Делать нечего – и огорченному поручику волей-неволей пришлось согласиться с этим убедительным аргументом.
* * *
Проходит месяц – и как раз день в день, час в час к Болиголове является Ицка Янкелевич Штралецкий.
– Зжвините, я прийшол напомнить...
– Знаю, знаю! И сам не хуже тебя помню, да делать-то, брат, нечего: денег нет, не получил еще.
– Пфс... Когда ви хочете зжнать, то я и сам в сабе так мисшлял, сшто ниет... Н-ну, а сшто ж теперь будет?
– Не знаю. Что захочешь, то и будет.
– То надо вэксюл до претэсту...
– Протестуй, пожалуй.
– Алеж с того будет сшкандал?!
– Как знаешь.
– Н-ну, я не хочу, каб вам был шкандал, бо я вас так люблю и вважаю... И на послю того зачем вам будет сшкандал? Ну, скажить пизжалуста!
– Однако как же ты думаешь сделать?
– Н-ну, и сшто я буду думать?! Я ж завеем маленькаво щаловек, сшто я могу сабе думать?.. То вже ви за мине додумайтю.
– И рад бы, Ицка милейший, да придумать ничего не могу. Думай уж ты за меня, я тебя уполномочиваю.
– Я?! Пфс... Н-ну, як так, то за позволеньем паньским, як пан позволи, то я б сабе думал, сшто налейпш за всего знов переписать вэксюл.
– Ицка! – воскликнул повеселевший Болиголова. – Майн аллерлибстер Ицка! У тебя, черт возьми, гениальная голова! Умри, Ицка, – лучше этого ничего не сочинишь ты!
«Гасшпидин» Штралецкий тотчас же вытащил из бокового кармана дедовский бумажник, аккуратно порылся в нем и достал вексель Болиголовы вместе с новою вексельной бумагой.
– Писайте, васще благхородю, «од сего щисла повинен есть на сшюмма пьятсот пьятьдесент пьять рубли на одного мясёнц». Болиголова просто в ужасе некоем положил перо.

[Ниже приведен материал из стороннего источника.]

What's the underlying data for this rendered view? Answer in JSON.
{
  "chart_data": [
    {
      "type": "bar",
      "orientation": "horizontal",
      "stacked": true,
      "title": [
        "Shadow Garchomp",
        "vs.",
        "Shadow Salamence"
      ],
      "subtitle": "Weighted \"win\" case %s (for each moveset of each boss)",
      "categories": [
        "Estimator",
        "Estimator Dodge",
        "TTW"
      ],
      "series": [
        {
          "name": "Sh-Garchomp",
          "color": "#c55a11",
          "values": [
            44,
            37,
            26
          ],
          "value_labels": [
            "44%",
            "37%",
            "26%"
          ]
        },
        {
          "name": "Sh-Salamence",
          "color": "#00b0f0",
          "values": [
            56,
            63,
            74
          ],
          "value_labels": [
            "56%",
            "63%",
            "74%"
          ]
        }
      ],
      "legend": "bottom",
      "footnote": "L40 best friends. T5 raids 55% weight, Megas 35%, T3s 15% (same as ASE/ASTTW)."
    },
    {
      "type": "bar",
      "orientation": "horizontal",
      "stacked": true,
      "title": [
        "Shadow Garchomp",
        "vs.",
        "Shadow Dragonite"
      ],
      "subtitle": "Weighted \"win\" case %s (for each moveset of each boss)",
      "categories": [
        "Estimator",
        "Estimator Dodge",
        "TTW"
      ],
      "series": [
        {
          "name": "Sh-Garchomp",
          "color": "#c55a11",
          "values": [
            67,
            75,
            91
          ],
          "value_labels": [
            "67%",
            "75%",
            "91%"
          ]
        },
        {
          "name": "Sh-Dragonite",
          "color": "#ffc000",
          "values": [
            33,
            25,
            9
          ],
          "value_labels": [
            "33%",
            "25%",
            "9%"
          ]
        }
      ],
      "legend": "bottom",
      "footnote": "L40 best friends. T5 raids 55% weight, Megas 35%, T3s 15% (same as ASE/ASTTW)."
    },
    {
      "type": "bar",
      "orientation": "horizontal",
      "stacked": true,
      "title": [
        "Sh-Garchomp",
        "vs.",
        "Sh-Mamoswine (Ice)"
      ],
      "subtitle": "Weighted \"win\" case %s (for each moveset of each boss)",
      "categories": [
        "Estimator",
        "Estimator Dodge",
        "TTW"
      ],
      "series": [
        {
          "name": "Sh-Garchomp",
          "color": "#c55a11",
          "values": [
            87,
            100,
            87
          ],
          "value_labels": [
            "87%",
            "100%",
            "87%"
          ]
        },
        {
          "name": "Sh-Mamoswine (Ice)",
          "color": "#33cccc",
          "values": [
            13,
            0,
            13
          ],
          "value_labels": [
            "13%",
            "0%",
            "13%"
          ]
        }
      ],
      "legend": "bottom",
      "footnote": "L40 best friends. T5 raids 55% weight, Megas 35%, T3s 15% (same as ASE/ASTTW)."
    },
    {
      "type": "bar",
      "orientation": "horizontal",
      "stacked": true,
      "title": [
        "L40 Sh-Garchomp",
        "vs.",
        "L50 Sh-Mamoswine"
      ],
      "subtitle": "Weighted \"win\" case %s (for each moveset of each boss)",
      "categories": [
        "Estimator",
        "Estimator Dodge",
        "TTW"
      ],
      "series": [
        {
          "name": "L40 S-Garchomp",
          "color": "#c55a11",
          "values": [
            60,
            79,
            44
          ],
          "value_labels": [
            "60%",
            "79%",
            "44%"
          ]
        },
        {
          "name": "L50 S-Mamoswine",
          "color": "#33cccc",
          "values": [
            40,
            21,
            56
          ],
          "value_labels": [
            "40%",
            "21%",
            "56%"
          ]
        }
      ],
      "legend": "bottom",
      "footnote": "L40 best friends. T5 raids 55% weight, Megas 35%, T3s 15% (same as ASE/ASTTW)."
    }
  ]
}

– Ицка! – прервал он еврея. – Ицка! Умилосердись! Ведь десять процентов, я понимаю, можно еще, пожалуй, дать за месяц, но на два – это, согласись сам, будет уже слишком «замного». Это невозможно!..
– Писайте, васше благхородю, – настойчиво, но деликатно повторяет Ицка. – Писайте «од сего щисла повинен есть на сшюмма пьятсот пьятьдесент пьять рубли...»
– Ицка! Проклятый! Ведь это уме проценты на проценты! Ведь ты без ножа режешь!
– Зжвините, як то молена без ножа зарезать?! Сшто это ви таково гаворитю! – оправдываясь, с чувством собственного достоинства, отмахивается йцка. – И еще в додатек, каб то был я; а ви ж знаете сшами, сшто то не я, то мой зжнакомий, одного щаловек, то увсе он, а не я... И сшто я з ним буду изделать, як он такий сшволач, такий жид! Он же мине тягнет за горло – ну, а я вже по своем неволю з вас тягну.
– Да ведь вексель на твое имя!
– Ну, а у того сшволача есть другий вэксюл, и тот вэксюл вже ест написанный на маво именю, и он, гавору вам, з мене тягнет! Я ж сшам плачу ему десент пурценты.